At the Fed, Mr. Quarles would take the place of Daniel Tarullo, who led the Fed’s push to tighten financial regulation after the 2008 crisis, though he was never formally nominated to serve as the vice chairman for supervision.
Mr. Quarles is regarded as significantly more sympathetic than Mr. Tarullo to the industry’s concerns that regulation is overly restrictive, limiting economic growth.
In a 2015 interview with Bloomberg Television, he said some postcrisis changes in regulation “aren’t well designed and were included for political rather than financial-regulatory reasons.” In a 2016 opinion piece in The Wall Street Journal, Mr. Quarles argued that it was misguided to focus on the size of the largest banks.
One of Mr. Quarles’s major tasks at the Fed would be overseeing the annual “stress test" of large banks, intended to make sure that they can weather a crisis.

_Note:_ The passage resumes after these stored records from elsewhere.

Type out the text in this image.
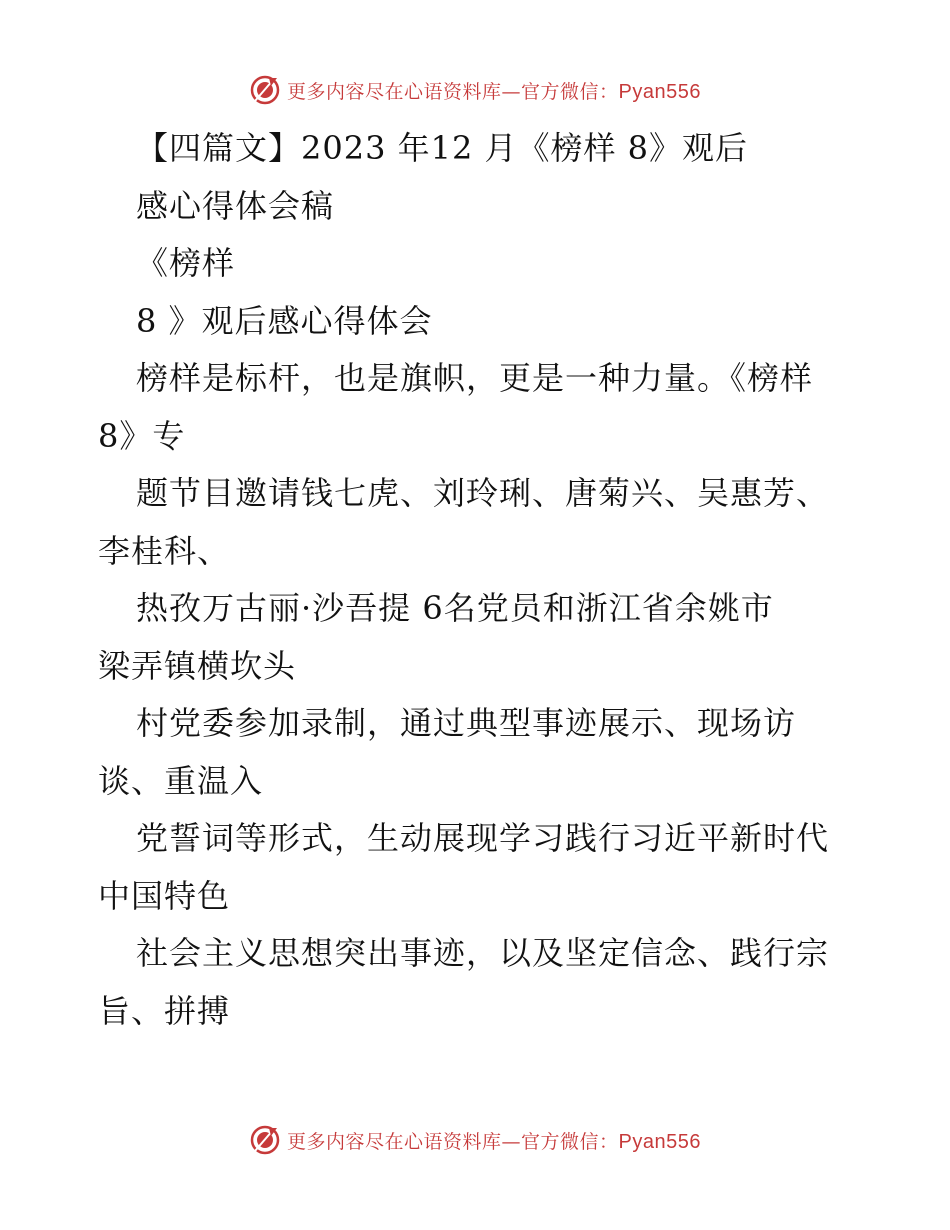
更多内容尽在心语资料库—官方微信：Pyan556
【四篇文】2023 年12 月《榜样 8》观后
感心得体会稿
《榜样
8 》观后感心得体会
榜样是标杆，也是旗帜，更是一种力量。《榜样
8》专
题节目邀请钱七虎、刘玲琍、唐菊兴、吴惠芳、
李桂科、
热孜万古丽·沙吾提 6名党员和浙江省余姚市
梁弄镇横坎头
村党委参加录制，通过典型事迹展示、现场访
谈、重温入
党誓词等形式，生动展现学习践行习近平新时代
中国特色
社会主义思想突出事迹，以及坚定信念、践行宗
旨、拼搏
更多内容尽在心语资料库—官方微信：Pyan556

But his influence would be constrained, at least in the short term, because Ms. Yellen played a key role in developing those regulations. Ms. Yellen’s term ends in February 2018, creating the next Fed personnel decision confronting Mr. Trump.
Mr. Goodfriend, 66, is a leading figure among conservative economists who study monetary policy. He worked for more than 20 years as an economist at the Federal Reserve Bank of Richmond; for more than half of that time, he was the chief monetary policy adviser to the bank’s president, a member of the Fed’s policy committee.
He left the bank in 2005 to join the faculty at Carnegie Mellon University.
Mr. Quarles and Mr. Goodfriend have expressed support for the idea that the Federal Reserve should adopt a more formulaic approach to policy-making. House Republicans have proposed legislation that would require the Fed to articulate a policy rule — a mathematical approach to determining the level of interest rates — that would limit the role of human judgment in monetary policy.
“If you’re going to be transparent in an activity like the Fed, you have to be much more rule-based in what you’re doing,” Mr. Quarles told Bloomberg Television in 2015. He described the Fed’s current approach as “a crazy way to run a railroad.”
Mr. Goodfriend endorsed that approach in March testimony before the House Financial Services Committee. He said adopting such a rule was necessary “to improve the discipline” of monetary policy and constrain inflation.
Mr. Goodfriend is also a critic of the Fed’s asset purchases in the wake of the financial crisis. The Fed amassed more than $4 trillion in Treasuries and mortgage-backed securities. Mr. Goodfriend has said that the Fed should not purchase mortgage bonds, because doing so promotes economic growth in a particular sector — the kind of judgment that should be left to those who determine fiscal policy.
The Fed has operated in recent years without a full complement of seven governors. The board oversees regulatory policy, and the governors also hold permanent votes on the 12-member Federal Open Market Committee, which sets monetary policy.
By law, the Fed’s board must include at least one person with community banking experience, and two of the people with direct knowledge of the process said that a number of candidates with that background have been interviewed in recent weeks. It is not clear, however, where a decision on filling the community-banking governor opening now stands.